Friday, August 23, 2019

Belarus Planning to Change Administrative Divisions to Try to Cut Migration and Emigration


Paul Goble

                Staunton, August 20 – Minsk is planning to put in place 18 districts in place of the six oblasts created in Soviet times after next year’s census, a move intended to reduce outmigration from rural areas to the capital and from Belarus as a whole to foreign countries, Belarusian journalist Adarya Gushtyn says (news.tut.by/society/649960.html).

            The current division of the country was put in place by the Soviet authorities 50 years ago and no longer corresponds either to the size of the population in the six oblasts or the needs of the post-Soviet economy. Minsk officials have been talking about it since at least 2003 but migration to Minsk from the regions and to foreign countries has brought it to the fore again.

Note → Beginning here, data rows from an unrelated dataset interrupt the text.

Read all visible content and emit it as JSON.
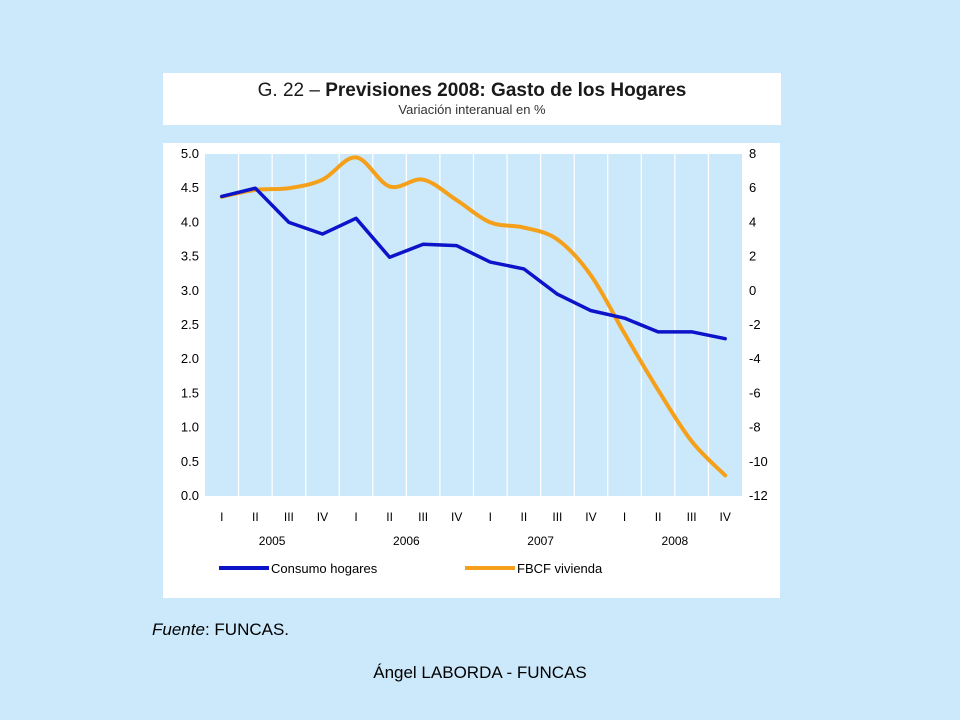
{
  "title": {
    "prefix": "G. 22 –",
    "bold": "Previsiones 2008: Gasto de los Hogares",
    "subtitle": "Variación interanual en %"
  },
  "source": {
    "label": "Fuente",
    "sep": ":",
    "value": "FUNCAS."
  },
  "footer": "Ángel LABORDA - FUNCAS",
  "colors": {
    "background": "#cce9fb",
    "plot_bg": "#cce9fb",
    "consumo": "#0d13c8",
    "fbcf": "#f5a01a"
  },
  "chart_data": {
    "type": "line",
    "categories": [
      "I",
      "II",
      "III",
      "IV",
      "I",
      "II",
      "III",
      "IV",
      "I",
      "II",
      "III",
      "IV",
      "I",
      "II",
      "III",
      "IV"
    ],
    "years": [
      "2005",
      "2006",
      "2007",
      "2008"
    ],
    "y_left": {
      "lim": [
        0,
        5
      ],
      "ticks": [
        "0.0",
        "0.5",
        "1.0",
        "1.5",
        "2.0",
        "2.5",
        "3.0",
        "3.5",
        "4.0",
        "4.5",
        "5.0"
      ]
    },
    "y_right": {
      "lim": [
        -12,
        8
      ],
      "ticks": [
        "-12",
        "-10",
        "-8",
        "-6",
        "-4",
        "-2",
        "0",
        "2",
        "4",
        "6",
        "8"
      ]
    },
    "grid": "vertical",
    "legend_position": "bottom",
    "series": [
      {
        "name": "Consumo hogares",
        "axis": "left",
        "values": [
          4.38,
          4.5,
          4.0,
          3.83,
          4.06,
          3.49,
          3.68,
          3.66,
          3.42,
          3.32,
          2.95,
          2.71,
          2.6,
          2.4,
          2.4,
          2.3
        ]
      },
      {
        "name": "FBCF vivienda",
        "axis": "right",
        "values": [
          5.5,
          5.9,
          6.0,
          6.5,
          7.8,
          6.1,
          6.5,
          5.3,
          4.0,
          3.7,
          3.0,
          0.9,
          -2.5,
          -5.8,
          -8.8,
          -10.8
        ]
      }
    ]
  }
}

            Because the four rural oblasts are so much poorer than the urban ones and because many villages are far from the oblast center and thus can’t get services, there is enormous outmigration taking place, overwhelming Minsk and some other cities and increasingly leading to emigration abroad.

            Currently, two variants of administrative-territorial reform are on the table, a “radical” one which would put in place 18 districts in place of the six oblasts and eliminate the three-level division of the country (village-district-oblast) and a “soft” one that would simply redraw some of the lines to equalize population among the existing oblasts.

            The more radical the plan, the greater its impact but also the greater its cost and the longer it will take to implement. According to the expert community, the complete transformation of the administrative map of the country will have to overcome bureaucratic resistance and take at least a decade.

            While the commission on regional reform the government has established will have to take such opinions into account, Gushtyn says, there is one thing that will not be required: any referendum or constitutional change. That is because the language of the existing Belarusian constitution allows for districts as well as oblasts and doesn’t enumerate only the latter.

            But just changing the administrative lines, the expert community says, will not be enough to create the conditions that will reduce outmigration to Minsk and abroad. Instead, they argue, “the regions must be given more money and authority. “Otherwise,” in the words of Gushtyn, “the reform will be senseless.”

            At present, a third of the budgets of the oblasts on average comes from the central government, something that gives Minsk important leverage but that has the effect of exacerbating regional imbalances and migration.  Whether migration is now such a problem that Minsk will give this up is very much an open question.

            Vladimir Kovalkin, head of the Kosht Urada program, says the regions must retain at least 90 percent of the taxes they collect if the reform is to be effective.  “But unfortunately, in the current political system, this is impossible because decisions about the regions are taken in the center where the money is.”

            What Belarus is now considering as a result of the impact of migration flows is a revision of the centralist paradigm which Minsk like Moscow has adopted. And that raises an intriguing possibility for Russia in the future: if migration flows there intensify both from the regions to the capital and to foreign countries, could Moscow follow Minsk in redrawing the country’s map?